La clarividencia en las tradiciones del sur y el este de Asia
Las tradiciones religiosas y filosóficas del sur de Asia contienen numerosas ideas sobre la percepción ampliada, la comprensión espiritual y el conocimiento desarrollado mediante una práctica disciplinada. Los textos yóguicos describen capacidades extraordinarias que pueden surgir durante la meditación, aunque con frecuencia se consideran distracciones frente a una liberación más profunda. En las tradiciones budistas, la experiencia visionaria puede interpretarse a través de la meditación, los sueños y los estados de conciencia intensificada, mientras que las culturas de Asia oriental desarrollaron complejos sistemas de adivinación relacionados con la cosmología, los antepasados y el equilibrio de las fuerzas naturales. Estas tradiciones no coinciden exactamente con la idea occidental de clarividencia, pero comparten un interés por la percepción más allá de los hábitos ordinarios. La diferencia importante es que la comprensión suele estar vinculada con el entrenamiento, la ética y la transformación personal, no con el espectáculo.

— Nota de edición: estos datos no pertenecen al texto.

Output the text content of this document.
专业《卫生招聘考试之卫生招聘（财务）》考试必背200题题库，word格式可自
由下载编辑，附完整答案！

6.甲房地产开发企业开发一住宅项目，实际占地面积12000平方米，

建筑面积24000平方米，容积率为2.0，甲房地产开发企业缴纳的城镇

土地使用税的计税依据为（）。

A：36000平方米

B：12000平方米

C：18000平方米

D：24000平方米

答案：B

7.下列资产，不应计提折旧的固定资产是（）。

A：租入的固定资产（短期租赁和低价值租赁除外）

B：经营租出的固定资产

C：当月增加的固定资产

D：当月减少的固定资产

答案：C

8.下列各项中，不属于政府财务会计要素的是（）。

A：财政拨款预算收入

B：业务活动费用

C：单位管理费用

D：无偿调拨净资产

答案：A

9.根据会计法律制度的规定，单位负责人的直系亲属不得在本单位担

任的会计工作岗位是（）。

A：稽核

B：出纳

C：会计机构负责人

El espiritismo moderno y la imagen persistente del vidente
La clarividencia entró con fuerza en la cultura popular moderna a través del espiritismo del siglo XIX, las sesiones de espiritismo y el creciente interés público por los médiums. La industrialización, los descubrimientos científicos y los duelos masivos crearon un entorno en el que muchas personas buscaron contacto con lo invisible. Los médiums describían visiones de espíritus, lugares lejanos y acontecimientos ocultos, mientras fotógrafos y artistas de escenario ayudaban a construir la imagen visual del poder psíquico. El escepticismo y las investigaciones sobre fraudes crecieron junto con la creencia, convirtiendo la clarividencia en parte de un conflicto permanente entre evidencia y deseo.

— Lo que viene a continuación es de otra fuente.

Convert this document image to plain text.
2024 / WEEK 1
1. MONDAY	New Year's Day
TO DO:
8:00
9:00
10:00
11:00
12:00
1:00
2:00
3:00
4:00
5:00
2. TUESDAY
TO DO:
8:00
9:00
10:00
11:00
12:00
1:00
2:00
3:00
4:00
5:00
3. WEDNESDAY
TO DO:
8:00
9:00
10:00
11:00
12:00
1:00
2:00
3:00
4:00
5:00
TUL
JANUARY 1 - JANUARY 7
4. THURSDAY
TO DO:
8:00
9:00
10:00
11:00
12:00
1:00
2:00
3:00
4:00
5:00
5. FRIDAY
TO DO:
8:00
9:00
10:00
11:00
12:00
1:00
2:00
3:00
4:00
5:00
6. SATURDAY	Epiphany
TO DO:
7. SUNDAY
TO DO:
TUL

Hoy, la clarividencia continúa presente en las prácticas espirituales, el entretenimiento, la psicología y el arte. Algunas personas la entienden literalmente, mientras que otras la utilizan como metáfora de la intuición, el reconocimiento de patrones o la sensibilidad emocional. Para mí, su historia habla menos de una capacidad demostrada que de una necesidad humana persistente. En distintas culturas, las personas han querido creer que la ausencia puede atravesarse, que el futuro deja rastros y que ciertas imágenes llegan antes que el lenguaje. La figura clarividente sigue resultando fascinante porque permanece en el umbral entre saber e imaginar, preguntando si la visión comienza allí donde termina la mirada ordinaria.